Enhanced electron flux

The greater than 2 MeV electron flux is measured by the GOES satellites in their geostationary orbit, which is located in the Earth’s outer radiation belt. These electrons have energies of 2 MeV or more, and are associated with a type of spacecraft charging referred to as deep-dielectric charging. Deep-dielectric charging occurs when energetic electrons penetrate into spacecraft components. There, these energetic electrons can accumulate and when the charge is sufficiently high, a discharge may occur (ESD: ElectroStatic Discharge) between the electronic components causing anomalous satellite behaviour. This may result in a temporal or complete impairment of a satellite. A notable example of satellite damage due to ESD is the consecutive outage of Telesat Canada’s Anik-E1 and Anik-E2 geostationary communication satellites on 20 January 1994 that interrupted telecommunication and data transmission services across Canada for hours.

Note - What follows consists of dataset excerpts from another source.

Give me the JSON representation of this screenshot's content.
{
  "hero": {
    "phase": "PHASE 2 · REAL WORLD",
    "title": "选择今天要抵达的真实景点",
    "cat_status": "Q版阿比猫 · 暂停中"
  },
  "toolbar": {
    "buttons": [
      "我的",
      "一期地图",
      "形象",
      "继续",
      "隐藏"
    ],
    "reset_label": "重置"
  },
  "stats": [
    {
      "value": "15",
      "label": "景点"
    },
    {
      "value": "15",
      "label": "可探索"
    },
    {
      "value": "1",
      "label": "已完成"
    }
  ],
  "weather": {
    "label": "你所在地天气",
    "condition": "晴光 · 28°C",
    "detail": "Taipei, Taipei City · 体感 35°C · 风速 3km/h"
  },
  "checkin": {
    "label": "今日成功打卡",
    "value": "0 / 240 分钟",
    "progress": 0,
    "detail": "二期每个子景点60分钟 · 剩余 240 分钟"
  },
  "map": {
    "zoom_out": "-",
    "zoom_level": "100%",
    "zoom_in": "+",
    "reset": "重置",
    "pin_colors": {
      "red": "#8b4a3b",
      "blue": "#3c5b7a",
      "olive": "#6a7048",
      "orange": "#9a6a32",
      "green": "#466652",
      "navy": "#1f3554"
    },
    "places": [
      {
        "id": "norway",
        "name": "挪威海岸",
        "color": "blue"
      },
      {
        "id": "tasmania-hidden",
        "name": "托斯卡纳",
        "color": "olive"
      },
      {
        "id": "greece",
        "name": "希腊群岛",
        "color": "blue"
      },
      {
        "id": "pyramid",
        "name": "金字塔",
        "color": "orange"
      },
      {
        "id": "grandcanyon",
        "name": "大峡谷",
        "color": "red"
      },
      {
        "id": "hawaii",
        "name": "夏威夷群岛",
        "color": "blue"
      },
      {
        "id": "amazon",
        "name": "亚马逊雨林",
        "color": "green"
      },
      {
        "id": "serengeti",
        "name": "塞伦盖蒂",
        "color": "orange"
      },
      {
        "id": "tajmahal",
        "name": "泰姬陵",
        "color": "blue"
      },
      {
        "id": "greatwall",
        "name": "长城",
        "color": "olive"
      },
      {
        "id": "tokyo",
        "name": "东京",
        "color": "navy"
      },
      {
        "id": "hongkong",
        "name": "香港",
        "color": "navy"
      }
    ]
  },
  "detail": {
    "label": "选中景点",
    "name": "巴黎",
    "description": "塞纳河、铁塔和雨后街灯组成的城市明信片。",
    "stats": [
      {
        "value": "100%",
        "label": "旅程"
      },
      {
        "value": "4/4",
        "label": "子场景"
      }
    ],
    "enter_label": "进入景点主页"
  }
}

Fast solar wind streams from Coronal Holes (CHs) and interplanetary coronal mass ejections (ICMEs) are known to drive ultra-low-frequency (ULF) waves in the magnetosphere. These can transfer energy directly from the solar wind through the system to the ionosphere. These magnetic oscillations have periods ranging from 10s to 100s of seconds (known as Pc5 waves) and have been shown to depend strongly on solar wind speed. To visualize the effect of the solar wind on the Earth’s magnetosphere more clearly, one can imagine blowing across a piece of paper, making it flutter with your breath. The solar wind can have a similar effect on magnetic fields. Indeed, magnetic pulsations are essentially flutters propagating down the flanks of Earth's magnetosphere excited by the "breath" of the Sun. These are the "pulsations continuous" - or "Pc" for short. One important aspect of the Pc5 waves is their potential ability to accelerate electrons to relativistic energy within the outer radiation belts.

On 24 January, the high speed stream associated with a coronal hole started to influence the earth environment. Solar wind speed (the yellow curve in the DSCOVR data) gradually increased to 600 km/s on 25 January. One day later, the electron population became responsive to the magnetic oscillations created by the enhanced solar wind, reaching the alert threshold of 1000 pfu (particle flux units; 1 pfu = 1 electron / cm2 s sr) on 27 January around noon. The electron flux remained at moderate levels for the rest of the week, as can be seen in the white GOES curve (lower chart) with a maximum of 5,068 pfu on 31 January. As such, the 24 hours electron fluence (i.e. the values of electron flux accumulated over a full day) also remained at fairly moderate levels, and no permanent satellite outages have been reported.